Preventing fraud through deepfakes in the company requires a multi-layered preventive approach that includes technological solutions as well as organisational measures and raising employee awareness.
Firstly, employee education and training is crucial to raise awareness of the existence and potential dangers of deepfakes. Employees should be trained to critically scrutinise and verify before responding to requests received via digital communication channels, especially if these include requests to disclose sensitive information or conduct financial transactions. In particular, employees should be encouraged to respond to such a request – for example via (deepfake) call or video call – by calling back using the channels they are familiar with in order to confirm the task.
On a technical level, companies could also introduce measures to counteract deepfakes. Deepfake detection software specialised in identifying manipulation in audiovisual materials could be used to proactively detect and block fake content.
Effective prevention of deepfake fraud requires a dynamic strategy that includes ongoing training, communication of clear guidelines and continuous adaptation to new threat scenarios. These measures, initiated by the employer, form the foundation for protection against such attacks.
If an employee, despite having access to extensive training and clear guidelines provided by the employer to combat deepfakes, ignores or violates them, this could be considered gross negligence.
It is therefore primarily the responsibility of the employer to educate its employees about the risks and prevention strategies regarding deepfake attacks. In some cases, however, the proactive involvement of employees can also play an important role – especially when it comes to employees in highly qualified positions such as IT specialists or compliance officers. Specialists in these areas are expected to have a higher level of expertise and initiative. Should such specialised employees nevertheless fall victim to deepfake fraud, they could be partially blamed due to their expected expertise and neglect of personal responsibility. The professional position and the associated expected expertise therefore play a key role in the assessment of liability.
Conclusion
Deepfake technology represents an immense challenge for companies and their security strategies. With the ability to create deceptively real audiovisual content, deepfakes open the door to new avenues of fraud that challenge traditional security measures. The increasing prevalence and advanced nature of this technology requires a rethink of how to prevent and respond to security risks.

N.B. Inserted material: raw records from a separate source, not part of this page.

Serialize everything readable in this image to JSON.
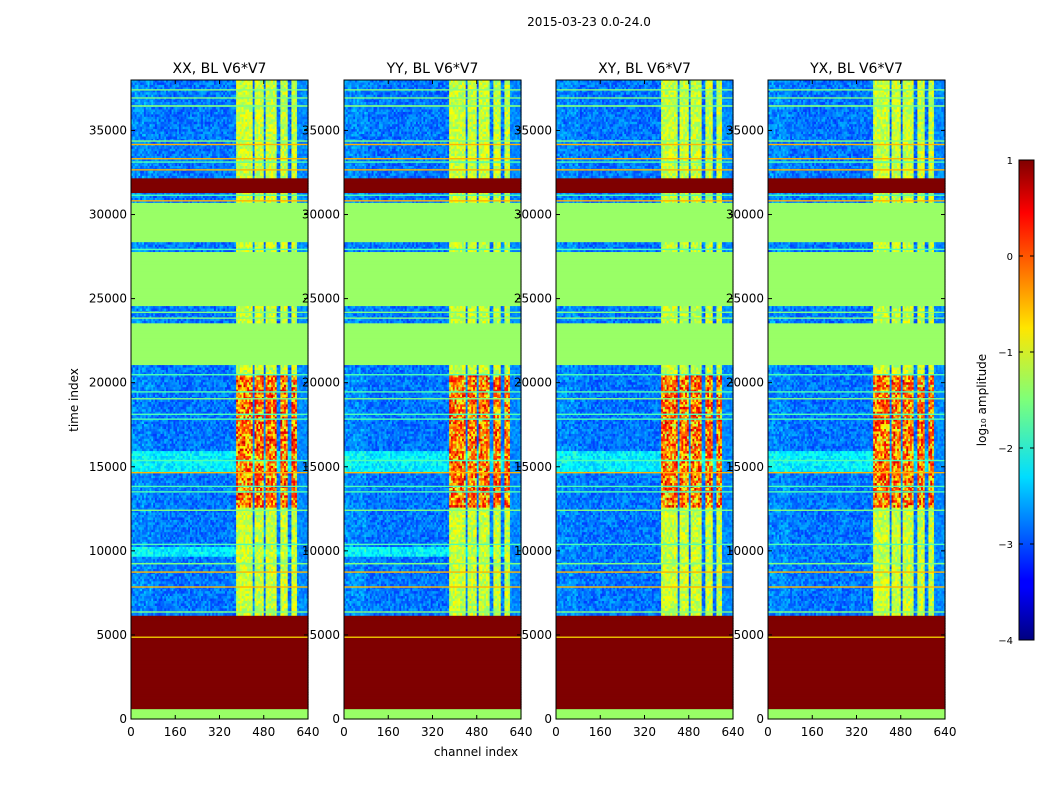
{
  "chart_data": {
    "type": "heatmap",
    "suptitle": "2015-03-23 0.0-24.0",
    "xlabel": "channel index",
    "ylabel": "time index",
    "xlim": [
      0,
      640
    ],
    "ylim": [
      0,
      38000
    ],
    "xticks": [
      0,
      160,
      320,
      480,
      640
    ],
    "yticks": [
      0,
      5000,
      10000,
      15000,
      20000,
      25000,
      30000,
      35000
    ],
    "panels": [
      {
        "title": "XX, BL V6*V7",
        "variant": 0
      },
      {
        "title": "YY, BL V6*V7",
        "variant": 1
      },
      {
        "title": "XY, BL V6*V7",
        "variant": 2
      },
      {
        "title": "YX, BL V6*V7",
        "variant": 3
      }
    ],
    "colorbar": {
      "label": "log₁₀ amplitude",
      "vmin": -4,
      "vmax": 1,
      "ticks": [
        1,
        0,
        -1,
        -2,
        -3,
        -4
      ],
      "colormap": "jet"
    },
    "structure": {
      "constant_time_bands": [
        {
          "from": 0,
          "to": 600,
          "level": "green"
        },
        {
          "from": 600,
          "to": 6100,
          "level": "dark-red"
        },
        {
          "from": 21000,
          "to": 23500,
          "level": "green"
        },
        {
          "from": 24500,
          "to": 27800,
          "level": "green"
        },
        {
          "from": 28300,
          "to": 30700,
          "level": "green"
        },
        {
          "from": 31300,
          "to": 32200,
          "level": "dark-red"
        }
      ],
      "rfi_channel_ranges": [
        [
          380,
          440
        ],
        [
          450,
          480
        ],
        [
          490,
          530
        ],
        [
          540,
          570
        ],
        [
          580,
          600
        ]
      ],
      "masked_channel_range": [
        600,
        640
      ]
    },
    "colors": {
      "dark_red": "#7f0000",
      "green": "#99ff66",
      "blue_base": "#1f3ae0",
      "background": "#ffffff"
    }
  }
}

Overall, dealing with deepfake-related security risks requires a combined effort from employers and employees. While employers are responsible for implementing robust security systems, regularly training their employees and creating a culture of security awareness, employees must play an active role in the security chain and effectively utilise the resources and knowledge made available to them. Faced with these challenges, it is clear that companies need in-depth legal expertise to minimise the risk of fraud and ensure an appropriate response to the threats posed by deepfakes.